益子焼のマグカップは、厚みがあるため保温性が高く、飲み口が丸く作られているので口当たりが非常に優しいのが特徴です。
朝のコーヒータイムを、指先から伝わる土の温もりとともに過ごす。
これだけで、一日の始まりが少し贅沢になります。

「異素材」ミックスの妙

益子焼の素朴な質感は、ガラスのコップや金属のカトラリーと合わせると、お互いの良さが引き立ちます。
土の「静」とガラスの「動」が混ざり合うことで、食卓にモダンなリズムが生まれます。

美しく育てていくための重要な注意

使う前の「目止め」を忘れずに

益子焼の土は粒子が荒く、スポンジのように目に見えない小さな穴がたくさん開いています。

  • なぜ必要なのか:そのまま使うと、料理の油分や煮汁の色が土の奥まで染み込み、落ちないシミや臭いの原因になります。
  • やり方:鍋に米の研ぎ汁と器を入れ、弱火で15〜20分ほど煮沸します。そのまま冷めるまで放置し、よく乾かすことで、お米のでんぷん質が穴を塞ぐバリアになります。
  • 作家物には必須:現代的なツルッとした釉薬のものでも、益子の土を使っている場合は「目止め」をしておくと安心です。

カビの最大の原因は「乾燥不足」

益子焼で最も多い失敗が、「高台(底の素の部分)」のカビです。

  • しっかり乾かす:益子焼は厚みがある分、一度水分を吸うとなかなか抜けません。洗った後はすぐに食器棚にしまわず、風通しの良い場所で一晩しっかりと乾燥させてください。
  • 重ねて保管しない:完全に乾ききっていない状態で重ねてしまうと、湿気が逃げ場を失い、カビが繁殖しやすくなります。

電子レンジ・食洗機の「○と×」

  • 電子レンジ:基本的に「温め直し」程度なら大丈夫ですが、急激な温度変化には弱いです。冷蔵庫から出したばかりの器をすぐにレンジで強加熱するのは避けましょう。
  • 食洗機:あまりおすすめしません。益子焼は「土もの」なので、磁器に比べると衝撃に弱いです。食洗機の強い水流で器同士がぶつかると、縁が欠けてしまう(チッピング)ことがよくあります。

「重さ」による収納の工夫

益子焼はそのぽってりした形ゆえに、他の焼き物よりも重さがあります。

  • 棚の耐荷重:大皿を何枚も重ねるとかなりの重量になります。食器棚の棚板がたわんでいないか時々チェックしましょう。
  • 出し入れの注意:重い器を重ねると、下の方にある器を取り出す際に無理な力がかかり、傷がついたり落としたりしやすくなります。

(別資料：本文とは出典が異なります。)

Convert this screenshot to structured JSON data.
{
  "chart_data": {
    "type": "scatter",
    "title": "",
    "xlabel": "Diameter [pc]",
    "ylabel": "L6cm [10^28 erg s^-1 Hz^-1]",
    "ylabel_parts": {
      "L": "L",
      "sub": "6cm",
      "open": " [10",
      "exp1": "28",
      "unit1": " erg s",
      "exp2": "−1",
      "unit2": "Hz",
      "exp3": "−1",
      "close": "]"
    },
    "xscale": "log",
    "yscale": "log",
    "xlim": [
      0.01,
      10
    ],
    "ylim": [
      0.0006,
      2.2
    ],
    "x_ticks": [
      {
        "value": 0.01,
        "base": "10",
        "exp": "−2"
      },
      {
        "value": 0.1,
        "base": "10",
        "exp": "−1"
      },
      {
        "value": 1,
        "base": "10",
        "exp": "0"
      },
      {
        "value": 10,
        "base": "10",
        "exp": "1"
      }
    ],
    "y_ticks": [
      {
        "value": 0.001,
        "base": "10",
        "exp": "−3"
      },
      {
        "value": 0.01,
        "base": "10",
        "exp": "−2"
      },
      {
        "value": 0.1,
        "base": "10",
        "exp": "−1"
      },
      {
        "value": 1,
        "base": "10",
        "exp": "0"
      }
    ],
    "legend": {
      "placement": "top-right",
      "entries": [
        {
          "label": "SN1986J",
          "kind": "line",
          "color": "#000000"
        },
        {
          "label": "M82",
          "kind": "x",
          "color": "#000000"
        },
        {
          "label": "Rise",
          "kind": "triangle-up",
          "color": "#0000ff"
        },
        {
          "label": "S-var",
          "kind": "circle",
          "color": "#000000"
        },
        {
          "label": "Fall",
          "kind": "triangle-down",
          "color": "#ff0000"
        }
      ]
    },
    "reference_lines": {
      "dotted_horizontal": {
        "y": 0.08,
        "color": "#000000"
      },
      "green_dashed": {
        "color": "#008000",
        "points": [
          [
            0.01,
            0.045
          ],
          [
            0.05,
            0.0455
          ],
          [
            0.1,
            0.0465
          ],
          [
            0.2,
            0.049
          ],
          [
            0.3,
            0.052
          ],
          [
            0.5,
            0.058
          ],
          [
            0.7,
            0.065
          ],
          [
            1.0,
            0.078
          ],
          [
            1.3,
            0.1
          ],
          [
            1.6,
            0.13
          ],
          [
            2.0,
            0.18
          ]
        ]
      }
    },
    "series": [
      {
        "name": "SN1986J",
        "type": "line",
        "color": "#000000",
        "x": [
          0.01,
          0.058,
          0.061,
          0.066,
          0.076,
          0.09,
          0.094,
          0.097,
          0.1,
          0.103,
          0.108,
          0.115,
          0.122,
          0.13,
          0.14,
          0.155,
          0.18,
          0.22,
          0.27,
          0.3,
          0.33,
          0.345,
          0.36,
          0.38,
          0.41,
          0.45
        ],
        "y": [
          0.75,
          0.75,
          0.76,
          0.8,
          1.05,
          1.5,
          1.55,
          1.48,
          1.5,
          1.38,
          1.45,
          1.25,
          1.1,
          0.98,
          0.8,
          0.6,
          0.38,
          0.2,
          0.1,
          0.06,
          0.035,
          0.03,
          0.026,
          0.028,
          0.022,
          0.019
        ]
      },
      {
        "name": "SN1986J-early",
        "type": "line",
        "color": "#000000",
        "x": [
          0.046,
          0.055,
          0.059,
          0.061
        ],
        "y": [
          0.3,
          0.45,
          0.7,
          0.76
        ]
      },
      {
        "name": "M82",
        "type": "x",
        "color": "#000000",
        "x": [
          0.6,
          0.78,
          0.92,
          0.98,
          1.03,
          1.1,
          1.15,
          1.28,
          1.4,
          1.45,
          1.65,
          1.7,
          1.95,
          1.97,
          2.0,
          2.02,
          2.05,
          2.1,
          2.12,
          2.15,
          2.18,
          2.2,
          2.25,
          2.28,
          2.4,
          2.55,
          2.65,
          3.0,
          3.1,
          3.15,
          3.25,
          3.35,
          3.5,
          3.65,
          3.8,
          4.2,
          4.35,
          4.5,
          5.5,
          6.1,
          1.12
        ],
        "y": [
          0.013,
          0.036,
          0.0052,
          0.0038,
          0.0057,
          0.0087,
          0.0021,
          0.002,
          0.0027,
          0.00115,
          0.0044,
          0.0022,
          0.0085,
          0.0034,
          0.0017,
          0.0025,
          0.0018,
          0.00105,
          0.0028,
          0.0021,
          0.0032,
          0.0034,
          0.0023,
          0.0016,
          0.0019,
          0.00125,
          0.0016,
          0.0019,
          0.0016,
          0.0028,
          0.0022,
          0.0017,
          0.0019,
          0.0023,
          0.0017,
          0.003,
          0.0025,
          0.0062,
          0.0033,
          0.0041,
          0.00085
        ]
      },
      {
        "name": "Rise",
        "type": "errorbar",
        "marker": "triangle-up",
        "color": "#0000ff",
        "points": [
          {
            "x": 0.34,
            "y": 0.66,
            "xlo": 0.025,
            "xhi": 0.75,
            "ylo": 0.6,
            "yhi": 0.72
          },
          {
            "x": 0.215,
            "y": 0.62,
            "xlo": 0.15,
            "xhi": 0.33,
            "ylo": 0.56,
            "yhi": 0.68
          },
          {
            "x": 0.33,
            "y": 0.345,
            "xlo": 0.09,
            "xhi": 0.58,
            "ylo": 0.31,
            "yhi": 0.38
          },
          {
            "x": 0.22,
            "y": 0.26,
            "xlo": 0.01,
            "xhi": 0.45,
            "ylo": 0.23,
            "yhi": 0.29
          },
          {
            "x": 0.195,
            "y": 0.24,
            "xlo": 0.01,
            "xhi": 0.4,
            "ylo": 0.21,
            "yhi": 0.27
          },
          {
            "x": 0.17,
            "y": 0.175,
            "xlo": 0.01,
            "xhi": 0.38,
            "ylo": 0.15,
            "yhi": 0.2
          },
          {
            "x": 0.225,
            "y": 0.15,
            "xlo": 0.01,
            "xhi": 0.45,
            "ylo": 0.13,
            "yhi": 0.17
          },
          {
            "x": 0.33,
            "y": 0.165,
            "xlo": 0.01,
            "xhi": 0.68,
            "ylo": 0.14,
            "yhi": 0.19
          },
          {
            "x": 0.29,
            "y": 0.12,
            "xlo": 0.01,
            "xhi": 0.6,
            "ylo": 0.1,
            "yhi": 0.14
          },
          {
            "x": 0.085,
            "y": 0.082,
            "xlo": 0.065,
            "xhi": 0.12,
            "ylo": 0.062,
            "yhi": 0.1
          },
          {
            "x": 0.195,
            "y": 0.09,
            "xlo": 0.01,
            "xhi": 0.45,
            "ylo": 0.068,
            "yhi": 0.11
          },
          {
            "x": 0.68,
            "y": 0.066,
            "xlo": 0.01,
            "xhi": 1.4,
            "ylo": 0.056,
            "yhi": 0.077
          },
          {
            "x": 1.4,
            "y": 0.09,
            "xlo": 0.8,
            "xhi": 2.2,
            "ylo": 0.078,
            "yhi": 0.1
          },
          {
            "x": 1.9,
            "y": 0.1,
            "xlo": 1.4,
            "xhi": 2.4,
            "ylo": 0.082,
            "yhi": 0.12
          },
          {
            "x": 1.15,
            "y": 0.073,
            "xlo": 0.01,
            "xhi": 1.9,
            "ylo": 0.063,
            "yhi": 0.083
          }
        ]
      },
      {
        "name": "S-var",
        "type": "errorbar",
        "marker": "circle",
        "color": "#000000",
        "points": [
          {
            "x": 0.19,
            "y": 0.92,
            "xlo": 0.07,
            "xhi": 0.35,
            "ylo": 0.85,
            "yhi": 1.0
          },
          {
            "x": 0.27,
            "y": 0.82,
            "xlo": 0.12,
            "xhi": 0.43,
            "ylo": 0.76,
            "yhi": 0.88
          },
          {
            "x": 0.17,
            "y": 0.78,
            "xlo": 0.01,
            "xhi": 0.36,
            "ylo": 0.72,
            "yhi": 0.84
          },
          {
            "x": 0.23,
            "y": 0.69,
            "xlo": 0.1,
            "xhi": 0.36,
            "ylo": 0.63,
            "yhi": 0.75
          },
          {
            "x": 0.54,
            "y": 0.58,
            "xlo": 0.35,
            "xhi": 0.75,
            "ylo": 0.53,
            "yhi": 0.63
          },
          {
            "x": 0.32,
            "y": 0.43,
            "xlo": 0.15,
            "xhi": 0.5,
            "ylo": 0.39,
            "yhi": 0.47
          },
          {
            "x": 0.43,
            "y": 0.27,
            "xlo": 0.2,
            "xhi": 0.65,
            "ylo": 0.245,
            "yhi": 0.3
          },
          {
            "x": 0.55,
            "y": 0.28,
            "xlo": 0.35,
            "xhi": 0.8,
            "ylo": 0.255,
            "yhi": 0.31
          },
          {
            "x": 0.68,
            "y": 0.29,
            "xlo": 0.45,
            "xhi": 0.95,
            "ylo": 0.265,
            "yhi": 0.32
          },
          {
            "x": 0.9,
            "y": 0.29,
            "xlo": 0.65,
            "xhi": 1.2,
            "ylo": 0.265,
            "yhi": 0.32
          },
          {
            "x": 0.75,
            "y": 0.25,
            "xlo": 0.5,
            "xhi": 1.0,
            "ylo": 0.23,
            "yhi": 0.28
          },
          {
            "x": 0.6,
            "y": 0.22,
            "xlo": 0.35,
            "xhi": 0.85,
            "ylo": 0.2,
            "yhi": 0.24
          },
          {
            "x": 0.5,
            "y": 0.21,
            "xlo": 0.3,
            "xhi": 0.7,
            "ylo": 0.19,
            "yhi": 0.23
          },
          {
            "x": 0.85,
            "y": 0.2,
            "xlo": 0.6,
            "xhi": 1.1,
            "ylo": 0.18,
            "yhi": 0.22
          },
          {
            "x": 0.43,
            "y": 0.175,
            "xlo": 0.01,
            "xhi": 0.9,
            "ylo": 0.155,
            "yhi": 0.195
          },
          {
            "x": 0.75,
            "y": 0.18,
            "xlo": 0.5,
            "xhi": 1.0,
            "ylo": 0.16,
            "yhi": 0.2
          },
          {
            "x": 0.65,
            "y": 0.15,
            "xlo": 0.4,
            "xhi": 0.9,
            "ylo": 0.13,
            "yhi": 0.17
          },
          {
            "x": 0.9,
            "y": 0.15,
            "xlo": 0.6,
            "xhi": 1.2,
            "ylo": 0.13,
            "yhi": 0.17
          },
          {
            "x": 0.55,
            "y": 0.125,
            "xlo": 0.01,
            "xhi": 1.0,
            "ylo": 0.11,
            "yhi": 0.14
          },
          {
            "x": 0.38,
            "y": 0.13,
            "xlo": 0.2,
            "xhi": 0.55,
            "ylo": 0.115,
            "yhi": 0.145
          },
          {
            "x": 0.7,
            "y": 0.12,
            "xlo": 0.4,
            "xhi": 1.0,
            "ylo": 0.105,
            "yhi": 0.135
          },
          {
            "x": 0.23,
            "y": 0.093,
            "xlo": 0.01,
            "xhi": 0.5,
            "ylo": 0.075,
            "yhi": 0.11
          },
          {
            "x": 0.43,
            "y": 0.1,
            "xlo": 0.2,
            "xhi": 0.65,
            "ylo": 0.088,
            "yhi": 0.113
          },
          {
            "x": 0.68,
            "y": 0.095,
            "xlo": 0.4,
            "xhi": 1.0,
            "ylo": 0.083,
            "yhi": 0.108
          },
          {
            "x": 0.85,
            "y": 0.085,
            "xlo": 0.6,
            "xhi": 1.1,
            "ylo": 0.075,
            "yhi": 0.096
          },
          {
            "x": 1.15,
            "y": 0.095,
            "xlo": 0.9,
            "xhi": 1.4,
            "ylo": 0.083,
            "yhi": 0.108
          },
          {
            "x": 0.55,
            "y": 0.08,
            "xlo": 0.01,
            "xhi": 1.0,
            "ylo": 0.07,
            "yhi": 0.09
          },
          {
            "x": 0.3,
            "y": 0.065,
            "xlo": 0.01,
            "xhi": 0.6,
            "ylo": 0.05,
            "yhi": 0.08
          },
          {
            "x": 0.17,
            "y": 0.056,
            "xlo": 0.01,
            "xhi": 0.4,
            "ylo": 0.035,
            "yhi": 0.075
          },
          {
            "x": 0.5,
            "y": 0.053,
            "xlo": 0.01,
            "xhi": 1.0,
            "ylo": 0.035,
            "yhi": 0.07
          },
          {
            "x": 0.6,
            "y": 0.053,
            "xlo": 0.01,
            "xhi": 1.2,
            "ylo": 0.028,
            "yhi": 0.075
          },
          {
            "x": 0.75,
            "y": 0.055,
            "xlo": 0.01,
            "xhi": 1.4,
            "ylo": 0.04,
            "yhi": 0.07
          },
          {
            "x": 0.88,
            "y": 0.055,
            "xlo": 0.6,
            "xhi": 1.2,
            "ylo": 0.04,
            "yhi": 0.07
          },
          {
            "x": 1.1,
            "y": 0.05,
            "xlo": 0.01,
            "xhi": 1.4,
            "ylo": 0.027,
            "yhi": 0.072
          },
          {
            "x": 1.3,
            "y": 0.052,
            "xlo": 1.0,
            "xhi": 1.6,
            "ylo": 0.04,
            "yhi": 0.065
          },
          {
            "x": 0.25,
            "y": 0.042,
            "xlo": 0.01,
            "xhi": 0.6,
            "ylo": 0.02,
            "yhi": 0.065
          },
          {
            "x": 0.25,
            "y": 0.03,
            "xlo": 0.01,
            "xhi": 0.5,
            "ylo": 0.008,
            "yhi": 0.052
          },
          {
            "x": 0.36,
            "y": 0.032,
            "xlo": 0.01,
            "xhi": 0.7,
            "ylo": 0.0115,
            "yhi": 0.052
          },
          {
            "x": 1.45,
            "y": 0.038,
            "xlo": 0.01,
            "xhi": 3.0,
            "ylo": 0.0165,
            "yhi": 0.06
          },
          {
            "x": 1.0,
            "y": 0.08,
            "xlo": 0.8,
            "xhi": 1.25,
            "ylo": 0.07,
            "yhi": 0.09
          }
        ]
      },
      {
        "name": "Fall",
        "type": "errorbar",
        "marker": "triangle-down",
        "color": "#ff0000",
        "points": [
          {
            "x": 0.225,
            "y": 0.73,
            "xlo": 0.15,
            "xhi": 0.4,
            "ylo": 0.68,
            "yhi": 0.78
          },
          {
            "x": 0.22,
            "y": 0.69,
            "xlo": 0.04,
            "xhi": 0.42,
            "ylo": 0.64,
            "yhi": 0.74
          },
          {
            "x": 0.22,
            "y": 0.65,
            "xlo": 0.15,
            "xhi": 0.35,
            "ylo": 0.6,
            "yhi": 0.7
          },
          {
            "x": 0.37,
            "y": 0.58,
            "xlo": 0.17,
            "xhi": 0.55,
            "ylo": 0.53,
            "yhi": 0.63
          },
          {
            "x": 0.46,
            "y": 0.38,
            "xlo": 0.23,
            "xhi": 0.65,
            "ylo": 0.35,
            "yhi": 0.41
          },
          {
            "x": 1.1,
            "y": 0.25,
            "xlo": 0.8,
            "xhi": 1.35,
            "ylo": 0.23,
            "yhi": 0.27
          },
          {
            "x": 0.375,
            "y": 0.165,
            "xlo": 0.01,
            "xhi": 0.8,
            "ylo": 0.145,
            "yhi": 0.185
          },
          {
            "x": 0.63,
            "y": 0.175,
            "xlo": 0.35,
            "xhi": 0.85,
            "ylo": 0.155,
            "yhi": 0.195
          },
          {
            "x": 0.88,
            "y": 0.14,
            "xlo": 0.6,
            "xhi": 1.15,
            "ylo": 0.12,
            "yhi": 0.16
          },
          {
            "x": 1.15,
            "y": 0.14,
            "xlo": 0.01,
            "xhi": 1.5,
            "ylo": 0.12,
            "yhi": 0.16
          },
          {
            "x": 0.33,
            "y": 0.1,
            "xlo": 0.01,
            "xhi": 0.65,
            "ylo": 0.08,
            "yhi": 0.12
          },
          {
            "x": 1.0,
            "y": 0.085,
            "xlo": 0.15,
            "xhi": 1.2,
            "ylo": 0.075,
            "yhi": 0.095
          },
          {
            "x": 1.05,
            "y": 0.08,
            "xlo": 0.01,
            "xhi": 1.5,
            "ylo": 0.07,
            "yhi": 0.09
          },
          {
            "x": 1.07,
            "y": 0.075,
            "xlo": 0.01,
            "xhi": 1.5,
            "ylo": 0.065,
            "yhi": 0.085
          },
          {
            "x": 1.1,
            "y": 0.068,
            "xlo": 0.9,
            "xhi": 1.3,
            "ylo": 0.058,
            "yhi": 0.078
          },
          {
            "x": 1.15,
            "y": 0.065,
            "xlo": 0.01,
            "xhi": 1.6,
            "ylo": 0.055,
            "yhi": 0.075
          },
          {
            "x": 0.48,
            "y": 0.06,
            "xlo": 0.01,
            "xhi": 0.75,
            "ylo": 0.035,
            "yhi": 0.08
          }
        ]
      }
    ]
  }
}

よく使うものは、なるべく重ねすぎない収納が理想です。

さいごに

濱田庄司は、「器は、使う人が育てて完成させるもの」という言葉を残しています。

買ってきたばかりの益子焼は、まだその歴史のスタート地点に立ったばかり。
毎日使い、洗い、大切に扱うことで、土の肌はしっとりと落ち着き、角が取れて、あなたの手の形に馴染んでいきます。

10年後、その器についた小さな傷や色の変化は、あなたの家庭の食卓が刻んできた幸せな時間の証です。
流行に左右されない、力強くも優しい益子焼。
ぜひ、あなたの人生の「相棒」として、一枚の皿、一個のカップから迎えてみてください。